Databricks announces new offering for Unity Catalog
Databricks has significantly expanded data governance capabilities on the lakehouse by unveiling data lineage for Unity Catalog.
Data lineage describes how data flows throughout an organisation, and the data and AI company’s newest feature will allow customers to gain visibility into areas such as where data in their lakehouse came from, who created it and when, and how it has been modified over time and how it is being used.
Databricks notes that businesses deal with large amounts of data from a range of sources, and understanding these different areas can be extremely difficult but having the understanding is crucial to ensuring trust and assessing risk.
Data lineage for Unity Catalog allows data teams to view every downstream consumer affected by data changes to gain a straightforward understanding of how severe the impact is and quickly notify the relevant stakeholder of changes.
This includes applications, dashboards, machine learning models and data sets.
In addition, the offering allows data consumers such as data scientists, data engineers and data analysts to be context-aware as they carry out their work, resulting in stronger outcomes.
Data stewards will also be able to see which data sets are no longer accessed or have become obsolete so they can retire unnecessary data, reducing risk and ensuring end users only use high-quality data.

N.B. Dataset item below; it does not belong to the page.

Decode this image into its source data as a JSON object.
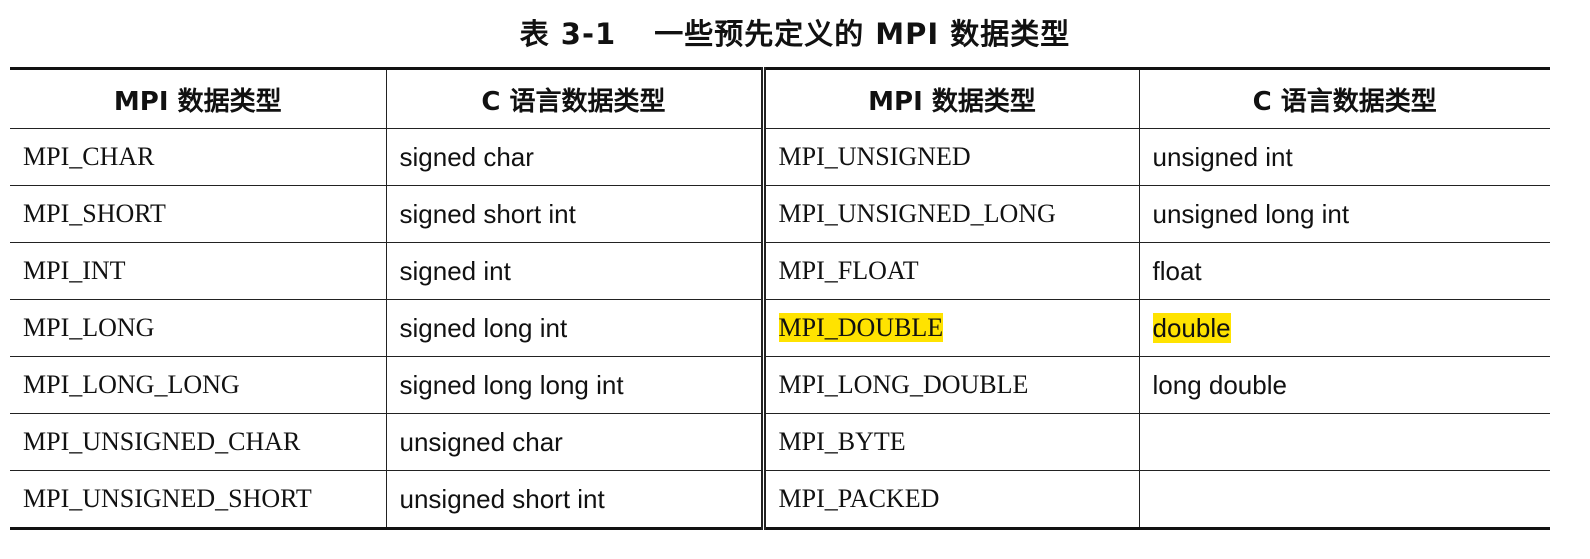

These new capabilities in Unity Catalog offer organisations a complete view of the entire data lifecycle, so data leaders can understand how data is being collected, if it was updated, and the processes used.

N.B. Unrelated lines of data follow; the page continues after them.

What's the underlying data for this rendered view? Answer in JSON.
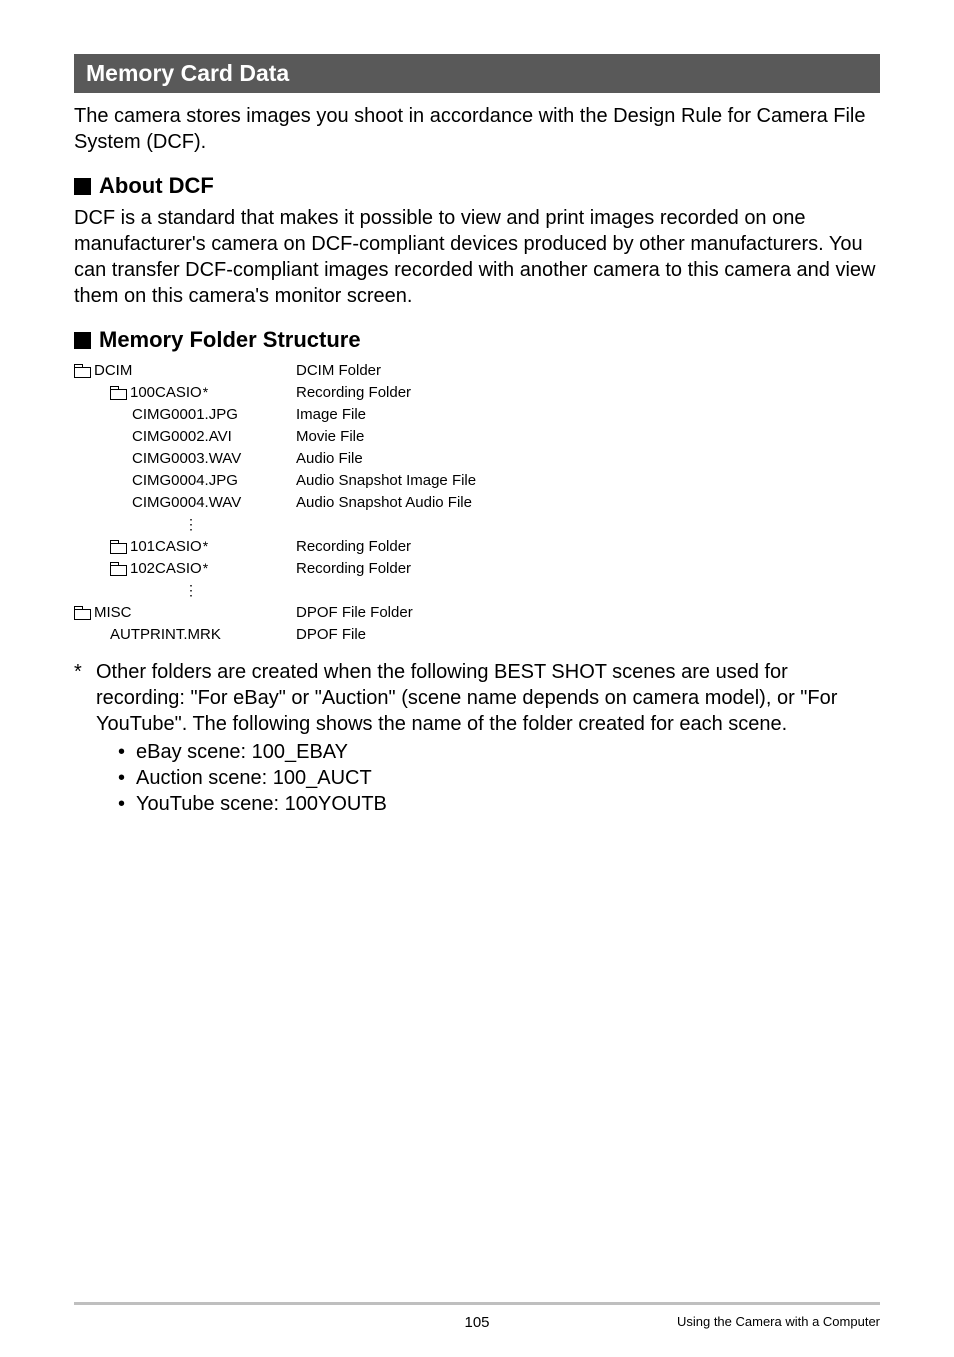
{
  "section_title": "Memory Card Data",
  "intro": "The camera stores images you shoot in accordance with the Design Rule for Camera File System (DCF).",
  "sub1_title": "About DCF",
  "sub1_body": "DCF is a standard that makes it possible to view and print images recorded on one manufacturer's camera on DCF-compliant devices produced by other manufacturers. You can transfer DCF-compliant images recorded with another camera to this camera and view them on this camera's monitor screen.",
  "sub2_title": "Memory Folder Structure",
  "tree": {
    "dcim": "DCIM",
    "f100": "100CASIO",
    "file1": "CIMG0001.JPG",
    "file2": "CIMG0002.AVI",
    "file3": "CIMG0003.WAV",
    "file4": "CIMG0004.JPG",
    "file5": "CIMG0004.WAV",
    "f101": "101CASIO",
    "f102": "102CASIO",
    "misc": "MISC",
    "autprint": "AUTPRINT.MRK"
  },
  "desc": {
    "dcim": "DCIM Folder",
    "f100": "Recording Folder",
    "file1": "Image File",
    "file2": "Movie File",
    "file3": "Audio File",
    "file4": "Audio Snapshot Image File",
    "file5": "Audio Snapshot Audio File",
    "f101": "Recording Folder",
    "f102": "Recording Folder",
    "misc": "DPOF File Folder",
    "autprint": "DPOF File"
  },
  "footnote_star": "*",
  "footnote_text": "Other folders are created when the following BEST SHOT scenes are used for recording: \"For eBay\" or \"Auction\" (scene name depends on camera model), or \"For YouTube\". The following shows the name of the folder created for each scene.",
  "bullets": [
    "eBay scene: 100_EBAY",
    "Auction scene: 100_AUCT",
    "YouTube scene: 100YOUTB"
  ],
  "footer_text": "Using the Camera with a Computer",
  "page_number": "105"
}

“Governance capabilities such as data lineage are critical as we work to build the industry’s most robust lakehouse platform,” Databricks co-founder and chief technologist Matei Zaharia says.
“Without good data lineage, it is challenging to track the business and verification processes that data-driven organisations need to be successful.
“Our goal is to ensure our customers can focus on insights, and move toward proactive data management practices through a unified, transparent view of their entire data ecosystem.”
One of the key features of Unity Catalog is automated run-time lineage to capture all lineage generated in Databricks, enabling greater accuracy and efficiency than tagging it manually.
This information is captured for tables, views, and columns to give a granular picture of upstream and downstream data flows.
Lineage also works across all workloads supported by Databricks, including SQL, Python, R and Scala, meaning that all data personas can build on their tools with data intelligence and more substantial insights such as capturing lineage for entries like notebooks, workflows and dashboards.
Further, data lineage also assists businesses in meeting compliance standards, making it easier to track data flows that are subject to compliance regulations, including the General Data Protection Regulation, California Consumer Privacy Act, or Health Insurance Portability and Accountability Act.
Databricks says this aspect of data traceability is an important component of a modern data architecture that allows customers to meet their legal requirements.
Data lineage for Unity Catalog is now available for preview on AWS and Microsoft Azure.